I find that the actions of both parties approximately balance out. Ms. Orth did not act expeditiously in making the correct calculations or in providing the proper documentation. However, Mr. McNeil's requests for the SAAQ file exacerbated the dispute, and the file was not necessary for my determination of the matter. Finally, I found the testimony of the expert helpful in explaining certain aspects of his written opinion.

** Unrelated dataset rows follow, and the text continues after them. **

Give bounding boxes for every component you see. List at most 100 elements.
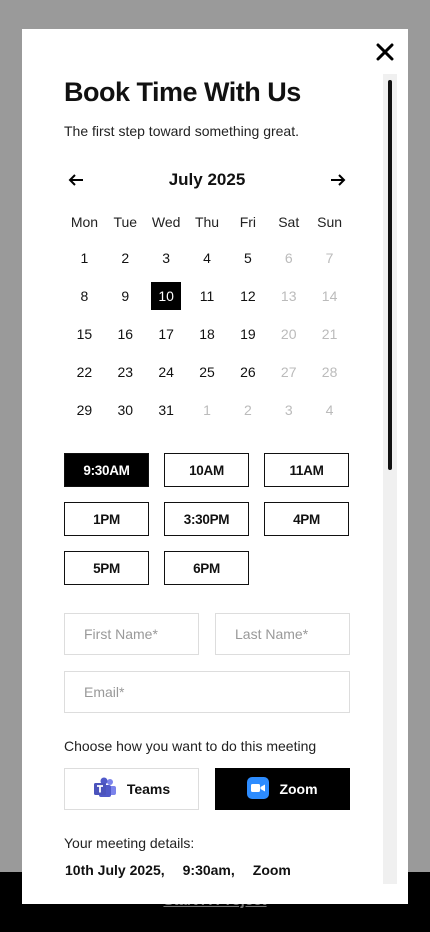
weekday-label: Fri	[239, 214, 257, 230]
weekday-label: Sat	[278, 214, 300, 230]
last-name-field[interactable]: Last Name*	[215, 613, 350, 655]
calendar-day[interactable]: 2	[105, 244, 146, 272]
close-icon[interactable]	[372, 39, 398, 65]
calendar-week: 29 30 31 1 2 3 4	[64, 391, 350, 429]
calendar-day[interactable]: 18	[187, 320, 228, 348]
month-label: July 2025	[168, 170, 246, 189]
calendar-day[interactable]: 8	[64, 282, 105, 310]
calendar-day-number: 15	[76, 326, 93, 342]
calendar-day[interactable]: 15	[64, 320, 105, 348]
time-slot-button[interactable]: 1PM	[64, 502, 149, 536]
calendar-day-number: 11	[199, 288, 215, 304]
calendar-day-number: 18	[199, 326, 215, 342]
calendar-day[interactable]: 24	[146, 358, 187, 386]
calendar-day-number: 24	[158, 364, 174, 380]
first-name-placeholder: First Name*	[84, 626, 158, 642]
calendar-day-number: 4	[325, 402, 334, 418]
scrollbar-thumb[interactable]	[388, 80, 392, 470]
calendar-day[interactable]: 12	[227, 282, 268, 310]
calendar-day: 13	[268, 282, 309, 310]
last-name-placeholder: Last Name*	[235, 626, 309, 642]
calendar-day-number: 21	[321, 326, 338, 342]
teams-label: Teams	[126, 781, 171, 797]
calendar-day[interactable]: 26	[227, 358, 268, 386]
time-slot-button[interactable]: 11AM	[264, 453, 349, 487]
calendar-day-number: 25	[199, 364, 215, 380]
calendar-day-number: 1	[203, 402, 211, 418]
page-title: Book Time With Us	[64, 77, 301, 107]
calendar-day-number: 6	[284, 250, 293, 266]
calendar-day-number: 4	[203, 250, 211, 266]
weekday-label: Sun	[317, 214, 343, 230]
calendar-day-number: 3	[284, 402, 293, 418]
calendar-day[interactable]: 16	[105, 320, 146, 348]
calendar-day[interactable]: 5	[227, 244, 268, 272]
zoom-label: Zoom	[279, 781, 318, 797]
calendar-day-number: 10	[151, 282, 182, 310]
scrollbar[interactable]	[383, 74, 397, 884]
calendar-day-number: 2	[121, 250, 130, 266]
time-slot-button[interactable]: 6PM	[164, 551, 249, 585]
calendar-day: 21	[309, 320, 350, 348]
calendar-day-number: 22	[76, 364, 93, 380]
calendar-day[interactable]: 17	[146, 320, 187, 348]
calendar-day-number: 1	[80, 250, 89, 266]
calendar-day-number: 16	[117, 326, 134, 342]
details-time: 9:30am,	[182, 862, 235, 878]
weekday-header: Mon Tue Wed Thu Fri Sat Sun	[64, 214, 350, 230]
calendar-day[interactable]: 4	[187, 244, 228, 272]
calendar-day-number: 31	[158, 402, 174, 418]
calendar-day-number: 2	[243, 402, 252, 418]
email-field[interactable]: Email*	[64, 671, 350, 713]
calendar-day-number: 26	[240, 364, 256, 380]
calendar-day-number: 29	[76, 402, 93, 418]
calendar-week: 8 9 10 11 12 13 14	[64, 277, 350, 315]
meeting-details: 10th July 2025, 9:30am, Zoom	[65, 862, 291, 878]
calendar-day: 4	[309, 396, 350, 424]
details-label: Your meeting details:	[64, 835, 195, 851]
calendar-day: 27	[268, 358, 309, 386]
time-slot-button[interactable]: 4PM	[264, 502, 349, 536]
calendar-day[interactable]: 19	[227, 320, 268, 348]
zoom-icon	[247, 776, 270, 802]
weekday-label: Mon	[70, 214, 99, 230]
calendar-day[interactable]: 3	[146, 244, 187, 272]
calendar-day-number: 28	[321, 364, 338, 380]
subtitle: The first step toward something great.	[64, 123, 299, 139]
calendar-day-number: 7	[325, 250, 334, 266]
calendar-day[interactable]: 29	[64, 396, 105, 424]
calendar-day-number: 17	[158, 326, 174, 342]
first-name-field[interactable]: First Name*	[64, 613, 199, 655]
calendar-day[interactable]: 31	[146, 396, 187, 424]
zoom-button[interactable]: Zoom	[215, 768, 350, 810]
time-slot-button[interactable]: 5PM	[64, 551, 149, 585]
weekday-label: Thu	[194, 214, 220, 230]
time-slot-button[interactable]: 10AM	[164, 453, 249, 487]
calendar-day[interactable]: 23	[105, 358, 146, 386]
calendar-day[interactable]: 11	[187, 282, 228, 310]
calendar-day: 3	[268, 396, 309, 424]
calendar-day[interactable]: 10	[146, 282, 187, 310]
calendar-day[interactable]: 22	[64, 358, 105, 386]
teams-button[interactable]: Teams	[64, 768, 199, 810]
calendar-day[interactable]: 1	[64, 244, 105, 272]
calendar-day[interactable]: 25	[187, 358, 228, 386]
details-platform: Zoom	[252, 862, 291, 878]
calendar-day-number: 30	[117, 402, 134, 418]
calendar-day-number: 3	[162, 250, 171, 266]
arrow-right-icon[interactable]	[326, 169, 350, 191]
calendar-day-number: 20	[280, 326, 297, 342]
calendar-day[interactable]: 9	[105, 282, 146, 310]
calendar-day[interactable]: 30	[105, 396, 146, 424]
time-slot-button[interactable]: 3:30PM	[164, 502, 249, 536]
weekday-label: Tue	[113, 214, 138, 230]
calendar-day-number: 27	[280, 364, 297, 380]
calendar-day-number: 13	[280, 288, 297, 304]
calendar-header: July 2025	[64, 169, 350, 191]
booking-modal: Book Time With Us The first step toward …	[22, 29, 408, 904]
calendar-week: 15 16 17 18 19 20 21	[64, 315, 350, 353]
calendar-day: 28	[309, 358, 350, 386]
arrow-left-icon[interactable]	[64, 169, 88, 191]
weekday-label: Wed	[151, 214, 181, 230]
time-slot-button[interactable]: 9:30AM	[64, 453, 149, 487]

Paragraph 4. — Degree of Complexity, Novelty Or Significance:
I believe the time dockets provided by counsel help illuminate the complexity of the issues in this hearing. Mr. McNeil claims for 41.8 hours; of that, only five hours represent the attendance at the arbitration. That means that Mr. McNeil spent 88 percent of his claimed time outside the hearing. Some of those hours were for hours prior to the mediation (Ms. Orth, by way of contrast, reduced her hours claimed from 46.6 to 38.3 because time spent for mediation is generally not allowed.) Some of those hours were for work after the arbitration, such as the .2 hours Mr. McNeil claimed for correspondence to Ms. Orth forwarding the cheque for $6,450.84 representing AXA's "maximum" liability. Nonetheless, it is apparent that the total hours claimed against the hours spent at the hearing represent a very high and indeed unusual ratio. I have not even included in this calculation the additional 20 hours set out in Mr. Gagnon's bill to Mr. McNeil.
The matter was also significant, in that I heard new arguments building on arguments presented at other hearings and made findings that insurers will be able to cite regarding the rights of Quebec residents making accident benefit claims in Ontario.
6. — Any Other Relevant Matter:
Arbitrator Alves in Gray and Zurich Insurance Company2 held that insurers cannot expect as a matter of course to receive an award of expenses simply because the applicant is unsuccessful at arbitration. She noted that such an approach would discourage applicants from bringing forward legitimate disputes, which would be contrary to the statutory scheme's fundamental goal and objective of facilitating the bringing of such disputes.
However, in this case, Ms. Dubreuil sought to impugn the long-standing Memorandum of Agreement with the Minister of Consumer and Commercial Relations for Ontario dated December 27, 1978 for the purposes of, frankly, double recovery.
Conclusion:
In light of the above, I award neither party their expenses. I find that Ms. Dubreuil's lack of success balances the relative importance of the issue, but the nature of the dispute disinclines me from going further on her behalf.
Interest:
Mr. McNeil submitted that interest should run only from the time that AXA could calculate the benefits. However, as set out by Arbitrator Manji in Mark and Dominion of Canada General Insurance Company,3 the payment and interest provisions of sections 67 and 68 of the Schedule are mandatory. Accordingly, once the entitlement to the death benefits was established, interest must be paid from 30 days after the application for the benefit.
June 8, 1999
David Evans
Arbitrator
Date
Neutral Citation: 1999 ONFSCDRS 102
FSCO A98-000290
FINANCIAL SERVICES COMMISSION OF ONTARIO
BETWEEN:
FRANCOISE L. DUBREUIL
Applicant
and
AXA INSURANCE (CANADA)
Insurer
ARBITRATION ORDER
Under section 282 of the Insurance Act, R.S.O. 1990, c.I.8, as amended, it is ordered that:
- Each party shall bear their own expenses.
June 8, 1999
David Evans
Arbitrator
Date
Footnotes
- The Statutory Accident Benefits Schedule — Accidents after December 31, 1993 and before November 1, 1996, Ontario Regulation 776/93, as amended by Ontario Regulations 635/94, 781/94 and 463/96.